5 minutes de lecture 19 nov. 2019
milky way over communication tower

Canada : s’adapter aux indications sur les changements climatiques

Par Thibaut Millet

Associé, groupe canadien Services en changements climatiques et développement durable d’EY

Leader du monde des affaires et en environnement. Contributeur au capitalisme propre. Guide les entreprises sur le chemin du développement durable. Diplômé du MBA de McGill.

5 minutes de lecture 19 nov. 2019

Les changements climatiques transforment la réglementation et les exigences d’informations des émetteurs. La clé, c’est s’y adapter.

La réglementation est bouleversée par les changements climatiques.

Le degré de clarté que recherchent les organismes de réglementation de la part des émetteurs de documents réglementés n’est pas nécessairement nouveau. Depuis 2017, le rapport du Groupe de travail sur l’information financière relative aux changements climatiques (GIFCC) est considéré comme la norme par excellence de la communication volontaire d’informations financières relatives aux changements climatiques.

Pourtant, au cours des dernières années, la portée même de la communication liée aux changements climatiques s’est élargie. Publié par les Autorités canadiennes en valeurs mobilières (ACVM), l’Avis 51-358 du personnel des ACVM, Information sur les risques liés au changement climatique (Avis 51-358) approfondit la question.

Motivé par l’intérêt accru des investisseurs, l’amélioration qu’il faudrait apporter à la communication de l’information et des faits nouveaux tant au Canada qu’à l’étranger, l’Avis 51-358 clarifie l’importance relative des risques liés au changement climatique et s’ils exigent une communication.

Au cœur du problème se trouve la définition même de l’importance relative. Selon le dernier avis, l’information est en général considérée comme importante si son omission ou une communication inexacte à son égard influençait probablement la décision d’un investisseur d’acheter, de vendre ou de conserver les titres d’un émetteur.
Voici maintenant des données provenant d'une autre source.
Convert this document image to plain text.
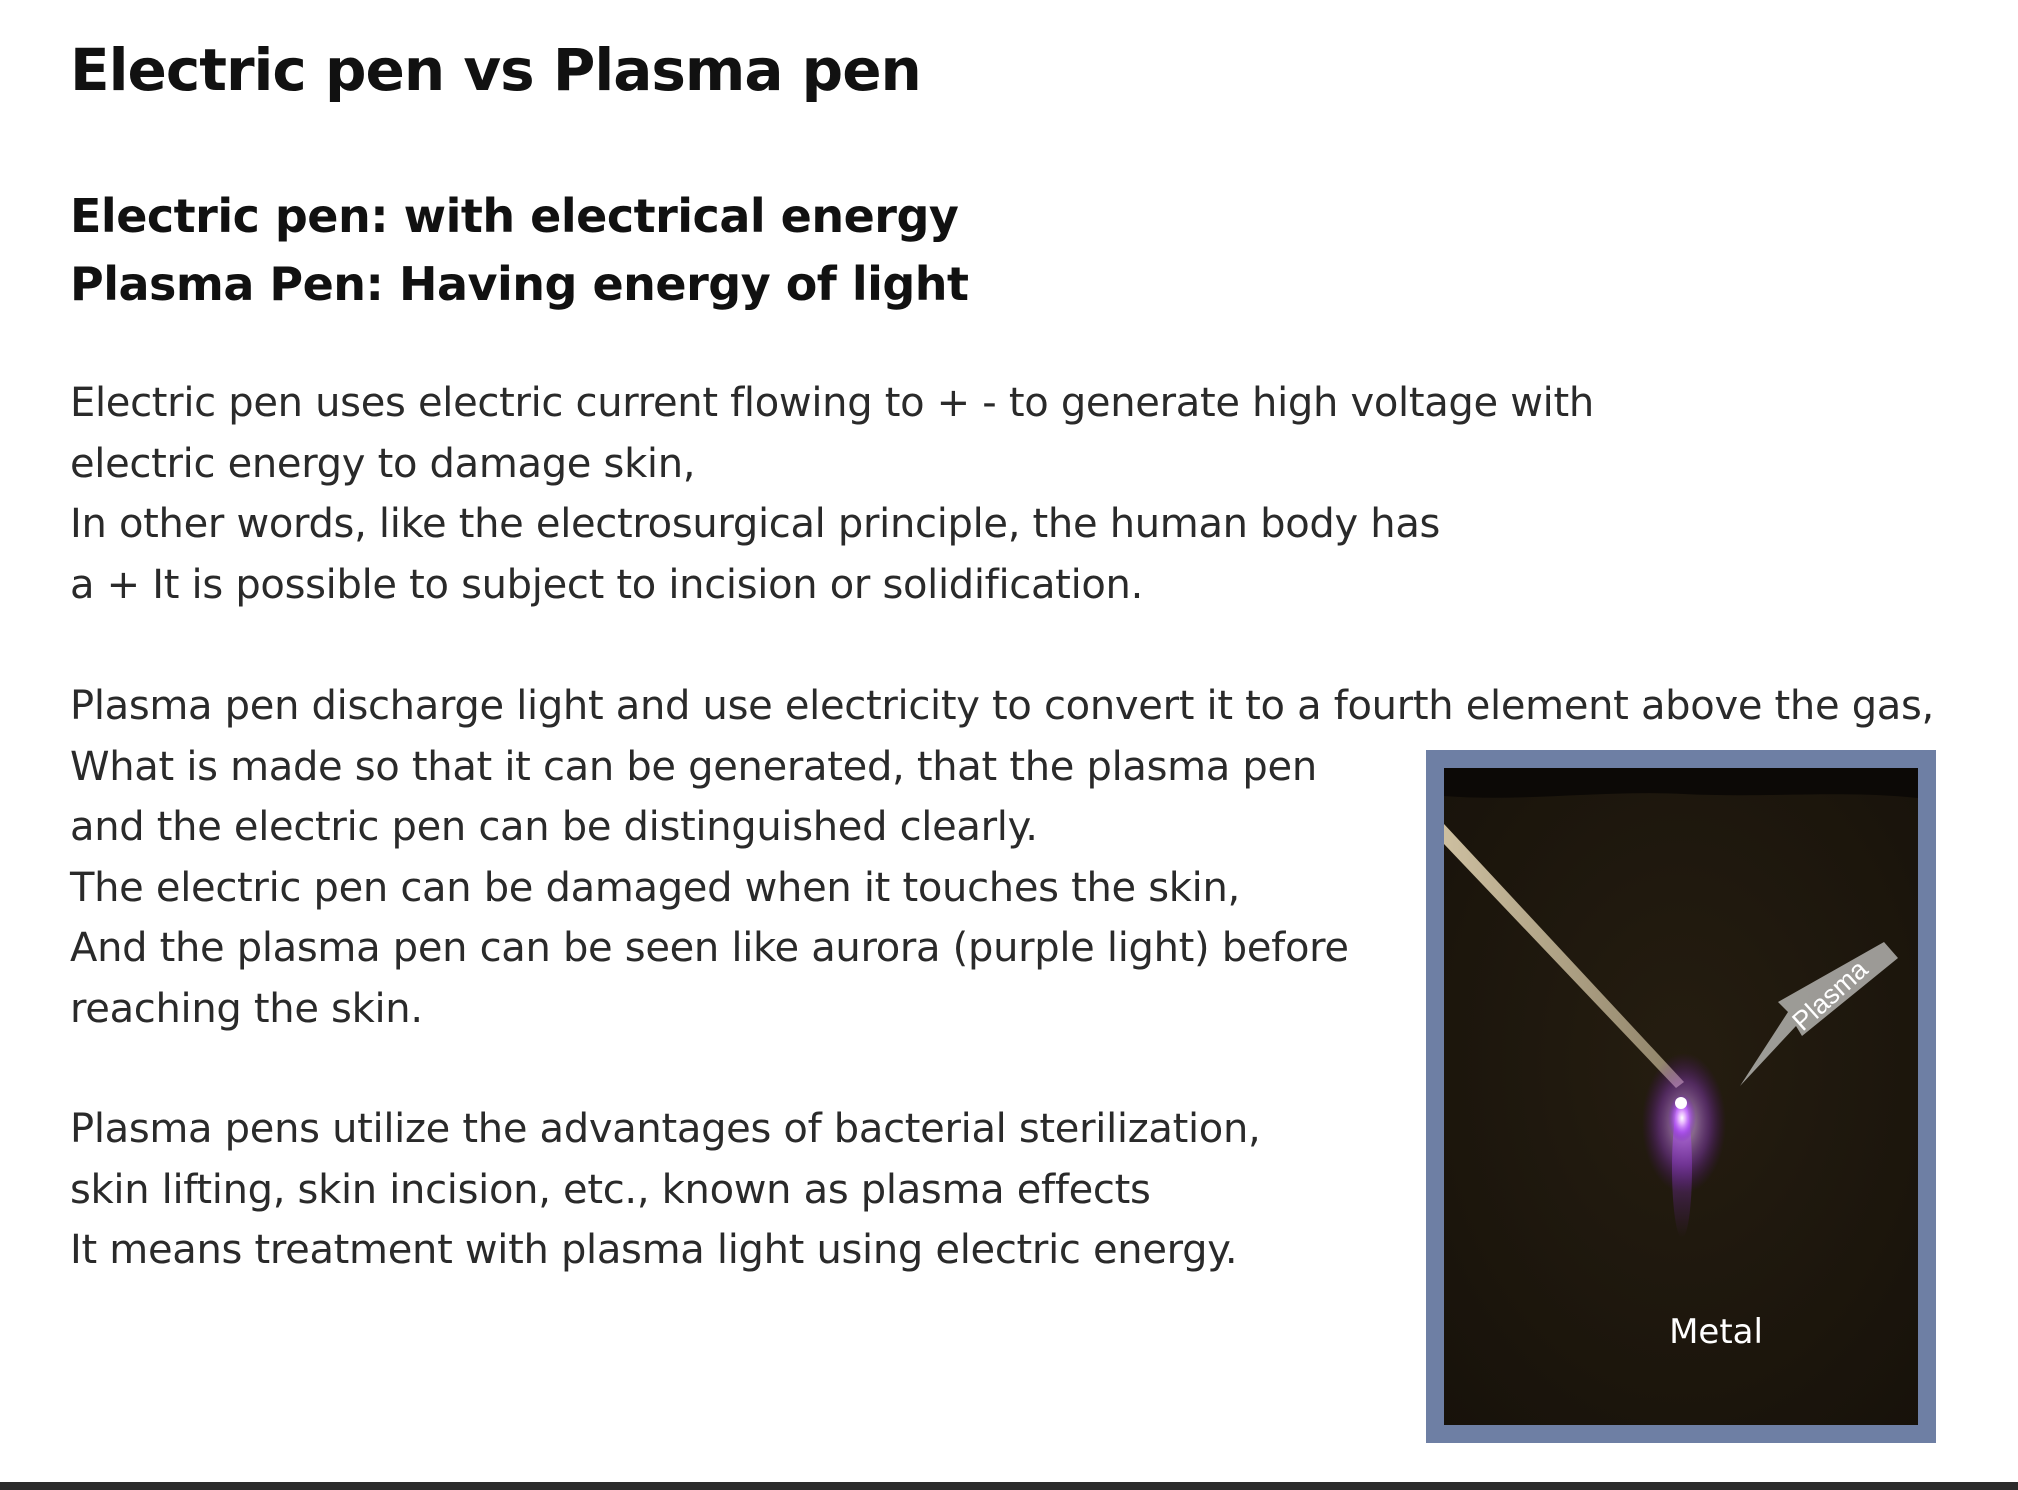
Electric pen vs Plasma pen

Electric pen: with electrical energy

Plasma Pen: Having energy of light

Electric pen uses electric current flowing to + - to generate high voltage with
electric energy to damage skin,
In other words, like the electrosurgical principle, the human body has
a + It is possible to subject to incision or solidification.
Plasma pen discharge light and use electricity to convert it to a fourth element above the gas,
What is made so that it can be generated, that the plasma pen
and the electric pen can be distinguished clearly.
The electric pen can be damaged when it touches the skin,
And the plasma pen can be seen like aurora (purple light) before
reaching the skin.
Plasma pens utilize the advantages of bacterial sterilization,
skin lifting, skin incision, etc., known as plasma effects
It means treatment with plasma light using electric energy.
Plasma
Metal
Toutefois, prendre une décision n’est pas toujours simple. Dans l’Avis 51-358, les ACVM décrivent quatre principes directeurs qui, même s’ils ne sont pas exhaustifs, peuvent aider les émetteurs à déterminer l’importance relative :

  • Il y a l’absence de critère de démarcation précis. Autrement dit, comme il n’existe pas de seuil quantitatif à partir duquel une information devient importante, tenez compte de facteurs quantitatifs et qualitatifs pour déterminer l’importance relative.
  • Le contexte est important. Pour apprécier l’importance relative d’une information que l’on doit examiner, il faut tenir compte de sa nature et de sa quantité. Alors, n’évaluez pas l’importance de faits distincts. Lorsque certains faits ne semblent pas importants en soi, appréciez leur importance à la lumière de l’ensemble des faits connus.
  • Le moment choisi est primordial. Si on peut raisonnablement s’attendre à ce que l’incidence d’une question environnementale s’accroisse au fil du temps, il pourrait être important pour l’investisseur raisonnable potentiel d’en être informé. C’est d’autant plus vrai lorsque le secteur d’activité de l’émetteur se caractérise par un long cycle d’exploitation ou d’investissement, ou lorsque l’émetteur doit se doter de nouvelles technologies.
  • Les tendances sont importantes. L’horizon temporel d’une tendance, d’un besoin, d’un engagement, d’un événement ou d’une incertitude connu pourrait être pertinent pour les émetteurs dans leur appréciation de l’importance relative. Tenez compte de la probabilité et de l’ampleur prévue de ces facteurs.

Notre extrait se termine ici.